On the contrary, Grandma Davis had not even attempted to bathe me before returning me to my parents. My mother told me many years later that when they’d come to pick me up, the top of my hair was caked with mud as if I’d been ground into the dirt head first. They took me to the doctor. Not long after, Grandmother Davis shot Carl fourteen times for trying to rape her and she was sent to the Benton State Hospital for shock therapy.

I’ve sold the stratavarius; the one that belonged to Carl and that Dad had sworn to be the valuable kind. I’ve burned the flowered bedspread that I found in the chink-log cabin at the farm in Paris, Arkansas. I’ve stomped the rhinestones from their casings.

 

My sister’s veins are black and white and filled with stained glass windows, Bibles and church pews. Mine are gray and filled with tree branches, moonstones and feathers. But where they weave, both sets are iridescent.

Back at the shore of the canyon we see a turtle with a tiny bird on it’s back.  The bird has a twig of mesquite in it’s mouth and does not fly away when we simultaneously bend down to look at them.  The sun warms our naked butts peeking out beneath the cape. The sand cakes our vein fringe. I am the turtle with my home on my back.  She is the bird with the twig for her nest. I carry her now. I scream purple now. I astro-project through the iridescent vein cord now.
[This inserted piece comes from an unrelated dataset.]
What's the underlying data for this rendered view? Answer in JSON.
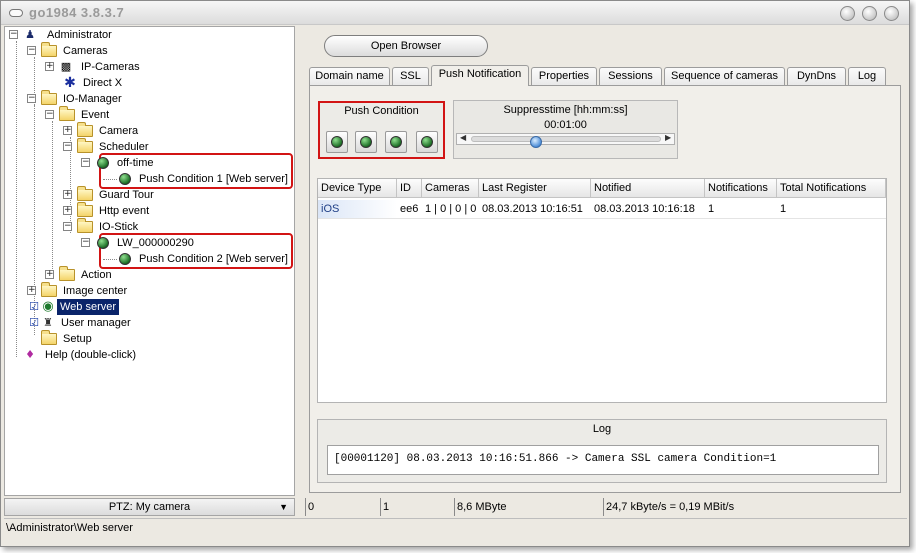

We notice some stained patches on the pile of veins behind us. Splotches, the color of congealed blood.  We don’t want the stained pieces any more and pierce them with tiny straws. She pierces the Western edge of each stain and I pierce the Eastern edge and we
both blow bubbles through them with so much force that they finally become iridescent again and sparkle like the Eiffel Tower does for five minutes every hour on the hour when it is lit with golden glittery lights in the Paris night.